Law Schools Global League
- Abbreviation: LSGL
- Formation: June 21st, 2012
- Membership: 32 universities
- Presidency: Soledad Atienza, Dean of IE Law School James Speta, Professor at Northwestern Pritzker School of Law
- Website: lawschoolsgloballeague.com

= Law Schools Global League =

The Law Schools Global League or LSGL was instituted in 2012 by a selected number of globally leading law schools.

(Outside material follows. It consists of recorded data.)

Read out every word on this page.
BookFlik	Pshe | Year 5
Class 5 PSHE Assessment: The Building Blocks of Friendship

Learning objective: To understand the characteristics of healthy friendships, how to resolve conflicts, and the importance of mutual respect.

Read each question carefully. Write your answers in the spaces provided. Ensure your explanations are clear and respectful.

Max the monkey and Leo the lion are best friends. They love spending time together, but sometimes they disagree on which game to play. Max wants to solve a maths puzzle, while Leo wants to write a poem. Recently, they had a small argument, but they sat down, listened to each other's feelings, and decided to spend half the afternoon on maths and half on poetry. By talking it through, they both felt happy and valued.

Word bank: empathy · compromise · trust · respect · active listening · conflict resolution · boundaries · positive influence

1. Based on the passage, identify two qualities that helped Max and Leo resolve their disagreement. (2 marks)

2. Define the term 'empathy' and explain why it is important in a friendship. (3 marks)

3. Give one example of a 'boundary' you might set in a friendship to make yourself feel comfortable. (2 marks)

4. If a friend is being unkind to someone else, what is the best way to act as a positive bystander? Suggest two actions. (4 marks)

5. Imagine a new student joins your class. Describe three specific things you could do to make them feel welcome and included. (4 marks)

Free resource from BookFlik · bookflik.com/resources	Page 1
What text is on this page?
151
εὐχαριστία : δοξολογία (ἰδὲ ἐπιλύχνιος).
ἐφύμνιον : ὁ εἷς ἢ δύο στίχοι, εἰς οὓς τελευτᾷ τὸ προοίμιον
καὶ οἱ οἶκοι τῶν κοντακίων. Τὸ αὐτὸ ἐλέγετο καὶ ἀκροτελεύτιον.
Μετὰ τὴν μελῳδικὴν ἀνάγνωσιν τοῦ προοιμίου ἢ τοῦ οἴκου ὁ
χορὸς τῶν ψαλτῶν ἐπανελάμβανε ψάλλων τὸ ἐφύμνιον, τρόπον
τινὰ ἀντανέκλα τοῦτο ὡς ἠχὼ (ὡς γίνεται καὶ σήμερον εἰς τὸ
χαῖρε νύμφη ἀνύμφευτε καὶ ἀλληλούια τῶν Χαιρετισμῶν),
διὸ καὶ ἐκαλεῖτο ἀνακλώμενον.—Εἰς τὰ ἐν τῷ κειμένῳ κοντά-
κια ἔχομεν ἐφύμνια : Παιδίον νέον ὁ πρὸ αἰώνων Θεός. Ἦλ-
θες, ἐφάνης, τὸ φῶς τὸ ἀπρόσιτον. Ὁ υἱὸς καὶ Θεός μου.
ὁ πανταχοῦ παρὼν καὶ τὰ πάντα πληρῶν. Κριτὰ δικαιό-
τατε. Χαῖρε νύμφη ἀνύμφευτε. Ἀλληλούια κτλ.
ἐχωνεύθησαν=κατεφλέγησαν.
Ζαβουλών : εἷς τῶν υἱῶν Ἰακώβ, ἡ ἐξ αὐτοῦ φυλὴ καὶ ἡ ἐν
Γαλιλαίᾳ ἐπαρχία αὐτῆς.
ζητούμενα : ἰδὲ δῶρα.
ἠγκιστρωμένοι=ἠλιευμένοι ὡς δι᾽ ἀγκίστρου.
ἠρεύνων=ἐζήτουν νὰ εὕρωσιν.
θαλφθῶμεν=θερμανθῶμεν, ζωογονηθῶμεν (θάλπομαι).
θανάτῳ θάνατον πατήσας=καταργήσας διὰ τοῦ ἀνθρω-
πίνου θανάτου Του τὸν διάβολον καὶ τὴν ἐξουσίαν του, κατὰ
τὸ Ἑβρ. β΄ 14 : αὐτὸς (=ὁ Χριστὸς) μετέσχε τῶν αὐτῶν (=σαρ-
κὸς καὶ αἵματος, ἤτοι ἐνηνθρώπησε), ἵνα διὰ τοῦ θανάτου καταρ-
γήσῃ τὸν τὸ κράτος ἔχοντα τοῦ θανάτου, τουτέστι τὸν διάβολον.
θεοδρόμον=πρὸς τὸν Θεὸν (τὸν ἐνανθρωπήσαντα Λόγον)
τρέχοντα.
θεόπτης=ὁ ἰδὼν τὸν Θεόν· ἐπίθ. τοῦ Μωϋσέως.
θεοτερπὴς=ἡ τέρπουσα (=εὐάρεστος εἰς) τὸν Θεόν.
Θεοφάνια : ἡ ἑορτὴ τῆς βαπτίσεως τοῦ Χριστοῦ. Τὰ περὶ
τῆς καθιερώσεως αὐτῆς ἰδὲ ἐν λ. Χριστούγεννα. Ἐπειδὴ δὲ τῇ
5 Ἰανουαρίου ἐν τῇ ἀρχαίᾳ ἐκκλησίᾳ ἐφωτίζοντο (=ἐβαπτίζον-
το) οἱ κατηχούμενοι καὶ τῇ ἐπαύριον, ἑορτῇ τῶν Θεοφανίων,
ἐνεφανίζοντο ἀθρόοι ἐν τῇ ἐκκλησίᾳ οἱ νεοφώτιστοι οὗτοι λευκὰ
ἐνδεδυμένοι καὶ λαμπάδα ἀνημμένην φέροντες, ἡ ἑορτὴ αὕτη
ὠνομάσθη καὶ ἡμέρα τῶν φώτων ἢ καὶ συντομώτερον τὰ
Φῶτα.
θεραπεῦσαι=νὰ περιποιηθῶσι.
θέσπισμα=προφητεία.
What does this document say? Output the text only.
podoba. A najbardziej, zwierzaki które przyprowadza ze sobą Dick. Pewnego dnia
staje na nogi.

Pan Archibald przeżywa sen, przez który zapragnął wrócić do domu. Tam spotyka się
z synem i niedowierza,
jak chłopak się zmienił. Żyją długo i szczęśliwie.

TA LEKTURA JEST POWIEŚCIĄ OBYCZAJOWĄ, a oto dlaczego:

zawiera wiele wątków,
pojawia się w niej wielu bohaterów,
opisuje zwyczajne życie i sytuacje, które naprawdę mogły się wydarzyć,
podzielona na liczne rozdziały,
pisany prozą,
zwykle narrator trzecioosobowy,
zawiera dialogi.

It has the primary aim of globally promoting and fostering scholastic research on law and legal education as well as encouraging collaboration among its members in the debate on issues impacting global law or legal practice.

==Members==

LSGL is composed of 32 research universities from 24 different countries and 5 continents, sharing a common vision and at the same time committed to education and research on global law and legal practice, namely:

- Católica Global School of Law
- China University of Political Science and Law
- EBS Universität für Wirtschaft und Recht
- FGV Direito Rio de Janeiro Law School
- FGV Direito São Paulo Law School
- Georgetown University
- Harry Radzyner Law School
- IE Law School
- Instituto Tecnológico Autónomo de México
- King's College London
- Koç Üniversitesi Law School
- Kyushu University
- National Research University Higher School of Economics (*membership currently suspended)
- NUI Galway
- National University of Singapore
- Northwestern University Pritzker School of Law
- O.P. Jindal Global University
- Queen's University Belfast School of Law
- Seoul National University
- Stockholm University Faculty of Law
- Strathmore University
- The Chinese University of Hong Kong
- The Jagiellonian University
- Tilburg University
- UCLA School of Law
- Universidad de los Andes
- Università degli Studi di Torino
- Universität Freiburg
- University of Cape Town
- University of Edinburgh
- University of Queensland
- University of Pretoria
- UNSW Faculty of Law and Justice
- Wuhan University Law School

==Objective==

LSGL members share a commitment to foster the globalisation of law as well as the integration of global law into their research and teaching.